Given:
The total cost of the order is
[tex]T=6b+2w[/tex]
where, T is the total cost, b is the number of bath towels, and w is the number of wash cloths.
Her budget is $85.
To find:
The constraints, so that she can order a maximum of washcloths or bath towels.
Solution:
We have,
[tex]T=6b+2w[/tex]
Her budget is $85. So, total cost is less than or equal to 85.

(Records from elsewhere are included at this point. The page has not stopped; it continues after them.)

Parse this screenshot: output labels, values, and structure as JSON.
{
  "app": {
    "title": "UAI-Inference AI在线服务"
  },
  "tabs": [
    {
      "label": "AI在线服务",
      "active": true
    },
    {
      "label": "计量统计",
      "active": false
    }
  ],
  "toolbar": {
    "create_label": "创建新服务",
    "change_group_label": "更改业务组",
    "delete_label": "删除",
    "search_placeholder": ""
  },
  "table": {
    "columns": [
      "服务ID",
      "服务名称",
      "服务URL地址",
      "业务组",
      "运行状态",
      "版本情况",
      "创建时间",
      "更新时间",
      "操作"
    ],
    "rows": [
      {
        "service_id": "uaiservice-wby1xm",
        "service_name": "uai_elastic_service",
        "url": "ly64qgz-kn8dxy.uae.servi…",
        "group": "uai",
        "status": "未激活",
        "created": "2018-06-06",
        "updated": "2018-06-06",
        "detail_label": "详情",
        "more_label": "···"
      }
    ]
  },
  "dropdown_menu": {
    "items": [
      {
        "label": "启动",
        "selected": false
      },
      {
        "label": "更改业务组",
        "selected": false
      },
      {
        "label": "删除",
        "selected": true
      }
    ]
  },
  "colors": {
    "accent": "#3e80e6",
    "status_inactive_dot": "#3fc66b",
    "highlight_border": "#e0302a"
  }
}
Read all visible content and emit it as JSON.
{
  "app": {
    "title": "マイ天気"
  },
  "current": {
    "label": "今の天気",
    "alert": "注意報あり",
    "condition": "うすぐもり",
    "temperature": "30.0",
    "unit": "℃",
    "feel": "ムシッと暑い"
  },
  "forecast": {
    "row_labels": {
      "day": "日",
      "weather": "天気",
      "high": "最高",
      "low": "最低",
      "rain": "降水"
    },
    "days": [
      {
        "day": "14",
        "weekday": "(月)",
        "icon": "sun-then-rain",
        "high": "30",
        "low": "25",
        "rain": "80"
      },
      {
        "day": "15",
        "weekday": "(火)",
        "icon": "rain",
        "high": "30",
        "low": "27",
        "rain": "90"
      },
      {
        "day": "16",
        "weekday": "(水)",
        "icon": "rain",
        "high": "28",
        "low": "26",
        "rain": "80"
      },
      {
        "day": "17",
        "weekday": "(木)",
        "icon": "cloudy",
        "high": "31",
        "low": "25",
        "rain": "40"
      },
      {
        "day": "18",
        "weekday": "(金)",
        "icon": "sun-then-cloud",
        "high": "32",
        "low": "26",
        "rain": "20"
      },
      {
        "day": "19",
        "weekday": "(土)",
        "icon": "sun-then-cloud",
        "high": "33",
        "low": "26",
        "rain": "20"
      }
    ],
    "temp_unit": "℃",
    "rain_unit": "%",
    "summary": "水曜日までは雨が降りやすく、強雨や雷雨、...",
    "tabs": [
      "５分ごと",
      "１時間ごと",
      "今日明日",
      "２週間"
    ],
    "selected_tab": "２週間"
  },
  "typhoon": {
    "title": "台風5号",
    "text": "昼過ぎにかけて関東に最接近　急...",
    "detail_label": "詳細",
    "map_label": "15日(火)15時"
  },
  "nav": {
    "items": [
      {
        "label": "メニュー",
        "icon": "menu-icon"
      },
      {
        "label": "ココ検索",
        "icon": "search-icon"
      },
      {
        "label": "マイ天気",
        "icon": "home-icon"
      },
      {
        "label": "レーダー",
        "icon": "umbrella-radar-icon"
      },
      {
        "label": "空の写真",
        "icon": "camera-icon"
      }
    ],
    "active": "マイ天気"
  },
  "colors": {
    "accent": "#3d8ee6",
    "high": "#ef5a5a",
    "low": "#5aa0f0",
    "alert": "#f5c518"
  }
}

[tex]6b+2w\leq 85[/tex] ...(i)
For maximum number of bath towels, the number of wash cloths is 0.
[tex]6b+2(0)\leq 85[/tex]
[tex]6b\leq 85[/tex]
Divide both sides by 6.
[tex]b\leq \dfrac{85}{6}[/tex]
[tex]b\leq 14.167[/tex]
For maximum number of wash cloths, the number of bath towels is 0.
[tex]6(0)+2w\leq 85[/tex]
[tex]2w\leq 85[/tex]
Divide both sides by 2.
[tex]w\leq \dfrac{85}{2}[/tex]
[tex]w\leq 42.5[/tex]
Therefore, the required constraints for maximum of washcloths or bath towels are [tex]w\leq 42.5[/tex] and [tex]b\leq 14.167[/tex] respectively.